Enfin, avec l’arrivée de la junte militaire au pouvoir à la fin des années 80 suite à un coup d’État, on peut identifier un dernier type de nationalisme, qui se rapprocherait plutôt à bien des égards de la xénophobie. Rappelons que la Birmanie était colonisée directement d’Inde et non pas du Royaume-Uni, très présent dans la région grâce à sa Compagnie anglaise des Indes orientales. Ainsi, l’importation massive d’une main-d’œuvre indienne a modifié le paysage social de la région. De plus, le pays a l’image d’une véritable « mosaïque de groupes ethniques » venant de toute l’Asie. Ces minorités ethniques représentent près de 40% de la population tandis que la majorité birmane ne s’élève qu’à 60%. Depuis les débuts de la junte militaire au pouvoir, on assiste à de nombreux conflits d’origine ethnique ainsi que des actes xénophobes des militaires à l’égard des minorités, notamment chinoises [4].
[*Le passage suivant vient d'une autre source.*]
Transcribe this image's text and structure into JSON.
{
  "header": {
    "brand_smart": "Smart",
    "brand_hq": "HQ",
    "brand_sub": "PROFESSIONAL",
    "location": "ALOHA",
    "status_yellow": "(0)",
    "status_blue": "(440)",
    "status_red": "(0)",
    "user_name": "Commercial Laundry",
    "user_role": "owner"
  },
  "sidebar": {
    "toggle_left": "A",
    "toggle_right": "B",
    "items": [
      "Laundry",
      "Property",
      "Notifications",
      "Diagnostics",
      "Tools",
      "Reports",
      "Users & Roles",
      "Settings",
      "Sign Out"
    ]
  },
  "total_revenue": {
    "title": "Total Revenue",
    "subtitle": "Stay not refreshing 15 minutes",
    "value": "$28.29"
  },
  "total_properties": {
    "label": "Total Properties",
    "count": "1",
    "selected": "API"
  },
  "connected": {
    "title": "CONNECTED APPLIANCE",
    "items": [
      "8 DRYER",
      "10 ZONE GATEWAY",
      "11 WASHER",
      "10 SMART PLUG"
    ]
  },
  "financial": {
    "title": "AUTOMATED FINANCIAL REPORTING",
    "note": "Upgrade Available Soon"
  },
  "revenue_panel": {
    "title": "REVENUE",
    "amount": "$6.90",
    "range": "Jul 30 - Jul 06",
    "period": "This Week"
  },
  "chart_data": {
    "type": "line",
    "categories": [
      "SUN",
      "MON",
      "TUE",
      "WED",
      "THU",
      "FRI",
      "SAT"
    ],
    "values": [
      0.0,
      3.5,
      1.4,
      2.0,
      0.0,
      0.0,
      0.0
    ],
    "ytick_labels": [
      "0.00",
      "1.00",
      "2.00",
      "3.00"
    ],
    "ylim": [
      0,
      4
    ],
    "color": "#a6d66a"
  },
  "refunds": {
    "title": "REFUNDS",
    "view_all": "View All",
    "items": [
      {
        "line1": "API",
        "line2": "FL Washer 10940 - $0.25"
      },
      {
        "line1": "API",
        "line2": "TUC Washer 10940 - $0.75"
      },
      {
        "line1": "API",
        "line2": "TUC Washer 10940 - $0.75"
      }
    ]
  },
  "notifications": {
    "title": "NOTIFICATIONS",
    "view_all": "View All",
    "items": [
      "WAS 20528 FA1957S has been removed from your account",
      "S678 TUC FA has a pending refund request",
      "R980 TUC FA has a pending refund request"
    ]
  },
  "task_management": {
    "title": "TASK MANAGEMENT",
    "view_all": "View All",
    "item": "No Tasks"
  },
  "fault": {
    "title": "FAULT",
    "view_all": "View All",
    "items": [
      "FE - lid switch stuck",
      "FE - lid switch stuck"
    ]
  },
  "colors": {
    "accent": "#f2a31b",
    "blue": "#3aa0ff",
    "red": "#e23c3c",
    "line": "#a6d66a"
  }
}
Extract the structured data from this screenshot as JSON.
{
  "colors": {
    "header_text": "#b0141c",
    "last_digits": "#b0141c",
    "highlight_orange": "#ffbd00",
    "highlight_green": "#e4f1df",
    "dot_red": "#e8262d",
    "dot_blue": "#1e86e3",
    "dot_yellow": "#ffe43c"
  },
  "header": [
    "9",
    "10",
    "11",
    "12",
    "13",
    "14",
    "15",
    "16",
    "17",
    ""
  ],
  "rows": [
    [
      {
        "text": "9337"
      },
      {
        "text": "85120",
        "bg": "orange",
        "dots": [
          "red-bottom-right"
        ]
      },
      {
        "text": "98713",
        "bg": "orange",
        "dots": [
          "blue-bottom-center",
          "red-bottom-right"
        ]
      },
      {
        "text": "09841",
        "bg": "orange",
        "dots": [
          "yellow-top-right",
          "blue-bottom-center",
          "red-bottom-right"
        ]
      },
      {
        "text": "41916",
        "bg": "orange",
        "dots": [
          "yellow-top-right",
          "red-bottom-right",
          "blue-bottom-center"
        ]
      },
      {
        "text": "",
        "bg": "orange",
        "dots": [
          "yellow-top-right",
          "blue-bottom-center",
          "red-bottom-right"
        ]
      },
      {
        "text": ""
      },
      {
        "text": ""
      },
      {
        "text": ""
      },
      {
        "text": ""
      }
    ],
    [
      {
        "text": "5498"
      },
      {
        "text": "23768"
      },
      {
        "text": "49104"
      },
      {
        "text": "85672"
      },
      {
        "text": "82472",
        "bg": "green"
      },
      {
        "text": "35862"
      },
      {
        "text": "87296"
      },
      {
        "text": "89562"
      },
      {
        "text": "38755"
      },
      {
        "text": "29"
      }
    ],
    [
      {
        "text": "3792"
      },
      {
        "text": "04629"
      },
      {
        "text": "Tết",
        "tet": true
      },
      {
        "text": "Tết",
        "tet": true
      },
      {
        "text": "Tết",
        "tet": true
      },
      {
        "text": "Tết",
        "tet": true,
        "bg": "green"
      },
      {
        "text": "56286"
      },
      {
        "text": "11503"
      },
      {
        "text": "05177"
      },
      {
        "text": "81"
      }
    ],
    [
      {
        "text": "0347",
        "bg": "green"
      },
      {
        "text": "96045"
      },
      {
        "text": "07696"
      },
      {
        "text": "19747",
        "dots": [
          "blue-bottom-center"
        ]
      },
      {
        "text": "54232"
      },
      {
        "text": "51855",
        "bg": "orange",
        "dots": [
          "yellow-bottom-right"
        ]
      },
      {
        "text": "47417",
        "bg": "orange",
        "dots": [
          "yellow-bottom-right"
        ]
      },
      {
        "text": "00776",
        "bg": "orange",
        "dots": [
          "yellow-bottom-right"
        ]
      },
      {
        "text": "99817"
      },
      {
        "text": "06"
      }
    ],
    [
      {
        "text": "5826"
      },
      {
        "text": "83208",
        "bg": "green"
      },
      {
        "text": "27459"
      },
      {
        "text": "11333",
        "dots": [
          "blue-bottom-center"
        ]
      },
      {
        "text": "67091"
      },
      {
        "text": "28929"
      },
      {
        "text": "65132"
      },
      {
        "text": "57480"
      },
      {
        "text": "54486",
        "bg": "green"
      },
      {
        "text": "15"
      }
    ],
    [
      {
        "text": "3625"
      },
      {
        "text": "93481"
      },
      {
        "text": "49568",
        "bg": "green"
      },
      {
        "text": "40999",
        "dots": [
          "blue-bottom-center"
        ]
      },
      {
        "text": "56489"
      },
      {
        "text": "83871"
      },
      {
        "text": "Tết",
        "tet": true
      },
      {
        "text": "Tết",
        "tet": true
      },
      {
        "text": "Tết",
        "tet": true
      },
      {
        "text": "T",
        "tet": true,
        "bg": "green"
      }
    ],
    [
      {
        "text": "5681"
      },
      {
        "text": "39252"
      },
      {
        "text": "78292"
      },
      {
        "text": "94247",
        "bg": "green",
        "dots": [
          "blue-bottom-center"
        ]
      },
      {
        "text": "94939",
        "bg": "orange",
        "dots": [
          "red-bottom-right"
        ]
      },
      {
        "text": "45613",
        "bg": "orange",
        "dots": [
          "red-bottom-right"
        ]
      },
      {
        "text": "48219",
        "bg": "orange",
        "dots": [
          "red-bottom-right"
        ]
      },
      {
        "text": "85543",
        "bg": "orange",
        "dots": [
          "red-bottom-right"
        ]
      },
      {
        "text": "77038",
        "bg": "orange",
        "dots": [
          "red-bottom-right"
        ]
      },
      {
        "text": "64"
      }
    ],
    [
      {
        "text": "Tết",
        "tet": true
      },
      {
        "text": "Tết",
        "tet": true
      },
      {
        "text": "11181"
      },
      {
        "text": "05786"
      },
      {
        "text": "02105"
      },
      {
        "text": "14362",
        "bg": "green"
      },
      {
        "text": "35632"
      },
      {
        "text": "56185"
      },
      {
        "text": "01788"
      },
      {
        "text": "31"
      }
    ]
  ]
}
Par ailleurs on se rend compte qu’avec le régime en place, la moindre forme de protestation est réprimée, ce qui laisse peu de place à la possibilité d’un nationalisme fort dans la région. La nouvelle volonté de la population est l’instauration d’un nouveau régime démocratique, mettant fin à l’autoritarisme exercé par la junte militaire (photo 1) au pouvoir.
On peut se rendre compte qu’en Birmanie, le nationalisme est associé à l’évolution de la politique dans le pays et que c’est quand le régime est le plus répressif que le nationalisme est le moins fort.
Bibliographie
[1] Histoire de la Birmanie. 2006. En ligne. http://www.amnestyinternational.be/doc/article8219.html (page consultée le 11 décembre 2007).
[2] Richer, Philippe. 1981. L’Asie du Sud-Est. Paris: Imprimerie Nationale, 40.
[3] Dassé, Martial. 1993. Les Guérillas en Asie du Sud-Est: Les Stratégies de la Guerre asiatique. Paris: L’Harmattan, 23-28.